I hope it will help you to make something cool

galinabublik

Thank you very much for this info!
What you can say about custom ajax + barba
I want submit a form of filter custom post type by ajax and change url by js by window.history.push()

Did you do some like that? Will it work?

Reply
Feras Jobeir

Thanks for your comment, After submitting your form, use this function Barba.Pjax.goTo('https://www.fjobeir.com');

Ivan

How to import barba? Because in my app.js I am getting error that Barba is not define, any solution?

Reply
mateusbapt

Hi Feras, great and useful post. Thanks for this.

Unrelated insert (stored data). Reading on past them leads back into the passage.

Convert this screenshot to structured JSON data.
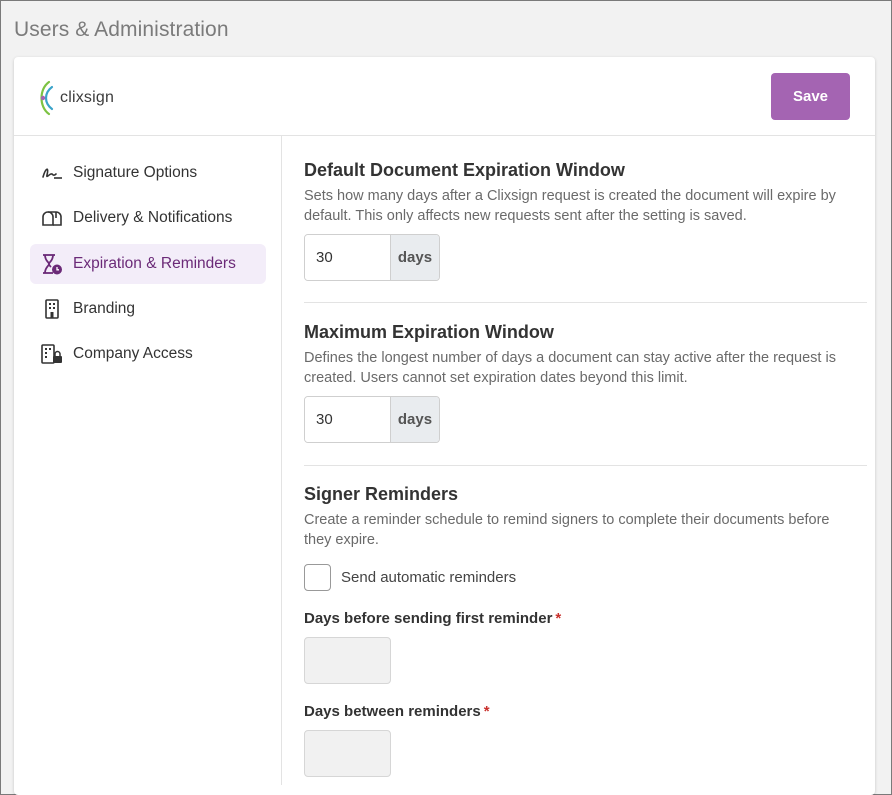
{
  "page": {
    "title": "Users & Administration"
  },
  "header": {
    "logo_text": "clixsign",
    "save_label": "Save",
    "accent_color": "#a464b2"
  },
  "sidebar": {
    "items": [
      {
        "label": "Signature Options",
        "icon": "signature-icon",
        "active": false
      },
      {
        "label": "Delivery & Notifications",
        "icon": "mailbox-icon",
        "active": false
      },
      {
        "label": "Expiration & Reminders",
        "icon": "hourglass-clock-icon",
        "active": true
      },
      {
        "label": "Branding",
        "icon": "building-icon",
        "active": false
      },
      {
        "label": "Company Access",
        "icon": "building-lock-icon",
        "active": false
      }
    ]
  },
  "main": {
    "default_expiration": {
      "title": "Default Document Expiration Window",
      "description": "Sets how many days after a Clixsign request is created the document will expire by default. This only affects new requests sent after the setting is saved.",
      "value": "30",
      "unit": "days"
    },
    "max_expiration": {
      "title": "Maximum Expiration Window",
      "description": "Defines the longest number of days a document can stay active after the request is created. Users cannot set expiration dates beyond this limit.",
      "value": "30",
      "unit": "days"
    },
    "reminders": {
      "title": "Signer Reminders",
      "description": "Create a reminder schedule to remind signers to complete their documents before they expire.",
      "auto_label": "Send automatic reminders",
      "auto_checked": false,
      "first_reminder_label": "Days before sending first reminder",
      "between_label": "Days between reminders",
      "required_marker": "*"
    }
  }
}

Would you have any sample code working / source of this on Git?

Reply
tomettom

Thank for the quick response!
Since I’m using V2 of Barba, I figured the structure would be more like:

barba.hooks.beforeEnter(() => {
var parser = new DOMParser();
var htmlDoc = parser.parseFromString(
newPageRawHTML.replace(
/(/gi,
“$1notbody$2>”,
newPageRawHTML
),
“text/html”
);
var bodyClasses = htmlDoc.querySelector(“notbody”).getAttribute(“class”);
body.setAttribute(“class”, bodyClasses);
});

But it doesn’t work

Reply
Feras Jobeir

Hello again, this is not for V2 actually, the concept is different there

Feras Jobeir

I will write another post for Barba 2, but unfortunately, not on my close schedule. Will contact you once I post it.

tomettom

Could you help me adapt this code for Vanilla JS?
Barba.Dispatcher.on(‘newPageReady’, function(currentStatus, oldStatus, container, newPageRawHTML) {
var response = newPageRawHTML.replace(/(/gi, ‘$1notbody$2>’, newPageRawHTML);
var bodyClasses = $(response).filter(‘notbody’).attr(‘class’);
$(‘body’).attr(‘class’, bodyClasses);
});

Reply
Feras Jobeir

Hello my friend, would you please try this
Barba.Dispatcher.on('newPageReady', function(currentStatus, oldStatus, container, newPageRawHTML) {
var parser = new DOMParser();
var htmlDoc = parser.parseFromString(newPageRawHTML.replace(/(<\/?)body( .+?)?>/gi, '$1notbody$2>', newPageRawHTML), 'text/html');
var bodyClasses = htmlDoc.querySelector('notbody').getAttribute('class');
body.setAttribute('class', bodyClasses);
});

Feras Jobeir

Happy to hear that dear

Reply
Norsky

Thanks man
Though it didn’t completly solved my problem (basically because of different css files on different pages probably, the layout of the page get broken on navigation, using siteorigin page builder).

Appreciate your effort 🙂

Reply
Feras Jobeir

Hello Norsky
The inline styles should be parsed automatically by the browser. For link tags, you can use the jQuery appendTo function …. I will try to update the post and provide an example soon.